What on earth was I thinking of? How could I allow myself to dream of an illicit romance with this Mafia Child? Why, it was madness just to be standing here discussing Pacific Overtures with him!
"Oh and don't you love the way in 'Please, Hello' he takes the same metric scheme as the Major General's song in Pirates of Penzance then complicates it with the interior rhymes? It's my favorite lyric in the show."
"Mine is 'A Bowler Hat'."
"Oh, isn't that great?"
In his enthusiasm, he clapped a hand on each of my shoulders and stared directly into my eyes. The stare lengthened.
DING! DING! DING! DING! DING!
How to escape?
Pacific Overtures! Probably Sondheim's most obscure musical. Since Jim and I had seen
A Little Night Music three times we went to see
Pacific Overtures the week it opened. It was in January 1976 and it was cold.
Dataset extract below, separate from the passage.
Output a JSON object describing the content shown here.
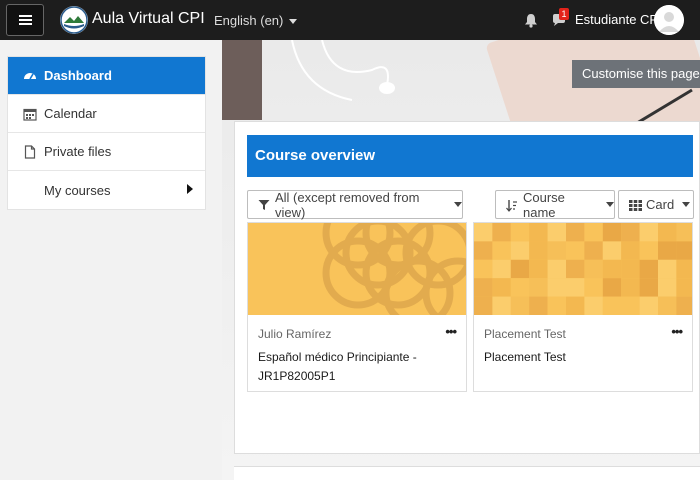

Mine is "A Bowler Hat" too. There's a video of the song in the tip jar. It's not a linear song, exactly.
So there are many things in the book that are not what they seem (all on Moira's side) and there are many things that are more than what they seem, and you can tell what Frasier was going to be like from it. One more block quote, however. Philip and Gilbert have a complicated relationship, and they are walking in Central Park, in an area called the Ramble, a well-known cruising area. But it's winter.
On this afternoon, though, the place couldn't have looked less carnal. A fresh snow had fallen overnight, the sun shone brightly, and even the few cruisers strolling about, glancing over their shoulders at you, had a quaint Currier and Ives sort of quality.
Currier and Ives. In that context. Wonderful!
Keenan's books are fun. And Philip, Gilbert and Claire live happily enough ever after to appear in two more books.